US President Barack Obama presented the nation's highest military award Monday to a Navy SEAL who helped rescue an American doctor during a deadly raid in Afghanistan in 2012.
Senior Chief Petty Officer Edward Byers received the Medal of Honor for battlefield gallantry after he and his team rescued the physician, Dilip Joseph, who had been abducted with his driver and Afghan interpreter on December 5, 2012.
The rescue raid took place three days later in a remote area of mountainous Laghman province in eastern Afghanistan, where Joseph was being held in a one-room building.
As Byers's team entered the structure, one SEAL was fatally shot. Byers went in second and immediately "engaged a guard," the Navy said in a statement.

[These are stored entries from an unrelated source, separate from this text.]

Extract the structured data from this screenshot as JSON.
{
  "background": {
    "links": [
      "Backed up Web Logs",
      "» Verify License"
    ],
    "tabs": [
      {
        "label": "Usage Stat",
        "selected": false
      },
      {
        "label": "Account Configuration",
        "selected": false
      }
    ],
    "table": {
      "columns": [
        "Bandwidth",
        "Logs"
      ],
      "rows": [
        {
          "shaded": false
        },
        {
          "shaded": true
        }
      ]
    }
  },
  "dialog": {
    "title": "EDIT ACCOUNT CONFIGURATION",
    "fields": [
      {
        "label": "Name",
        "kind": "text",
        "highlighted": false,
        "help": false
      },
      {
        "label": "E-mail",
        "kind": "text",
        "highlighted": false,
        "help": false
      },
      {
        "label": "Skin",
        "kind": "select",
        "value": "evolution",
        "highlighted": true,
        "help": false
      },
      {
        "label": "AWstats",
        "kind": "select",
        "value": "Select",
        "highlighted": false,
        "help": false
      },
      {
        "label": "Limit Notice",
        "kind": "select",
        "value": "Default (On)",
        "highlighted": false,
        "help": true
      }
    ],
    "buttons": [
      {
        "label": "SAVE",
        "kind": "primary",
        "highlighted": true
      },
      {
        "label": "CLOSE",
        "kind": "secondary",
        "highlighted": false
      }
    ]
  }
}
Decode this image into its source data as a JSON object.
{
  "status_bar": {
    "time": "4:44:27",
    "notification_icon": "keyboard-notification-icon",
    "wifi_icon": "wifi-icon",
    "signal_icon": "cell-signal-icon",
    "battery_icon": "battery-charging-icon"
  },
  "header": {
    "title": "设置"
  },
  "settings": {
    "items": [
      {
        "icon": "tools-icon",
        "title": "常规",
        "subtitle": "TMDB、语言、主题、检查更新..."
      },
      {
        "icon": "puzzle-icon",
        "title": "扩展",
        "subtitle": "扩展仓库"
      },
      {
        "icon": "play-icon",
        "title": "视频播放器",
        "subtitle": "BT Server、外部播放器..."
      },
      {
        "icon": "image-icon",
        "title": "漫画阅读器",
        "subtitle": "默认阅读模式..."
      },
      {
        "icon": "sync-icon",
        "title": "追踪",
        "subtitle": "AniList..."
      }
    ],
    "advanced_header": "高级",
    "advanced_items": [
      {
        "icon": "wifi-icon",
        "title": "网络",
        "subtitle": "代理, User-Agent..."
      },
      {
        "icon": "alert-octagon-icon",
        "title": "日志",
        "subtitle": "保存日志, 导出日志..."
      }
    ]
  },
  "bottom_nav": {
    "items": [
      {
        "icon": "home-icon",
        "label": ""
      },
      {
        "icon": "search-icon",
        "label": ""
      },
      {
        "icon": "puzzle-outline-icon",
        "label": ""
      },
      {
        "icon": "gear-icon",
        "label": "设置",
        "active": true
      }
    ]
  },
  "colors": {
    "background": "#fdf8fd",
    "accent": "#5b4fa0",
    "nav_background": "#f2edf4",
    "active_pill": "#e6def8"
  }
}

Inside the room, Byers flung himself onto Joseph and used his own body to shield the doctor while at the same time manually pinning another enemy against a wall until squad mates could tackle him.
"With his bare hands, Ed pinned the fighter to the wall and held him until his teammates took action," Obama said at the medal ceremony.
"It was over almost as soon as it began. In just minutes, by going after those guards, Ed saved the lives of several teammates -- and that hostage."
Obama went on to describe special operations forces as a "strategic national asset."
Byers is from SEAL Team Six, which led the raid on the Pakistan compound of Al-Qaeda leader Osama bin Laden in 2011.
Byers is the sixth Navy SEAL in history to receive the Medal of Honor.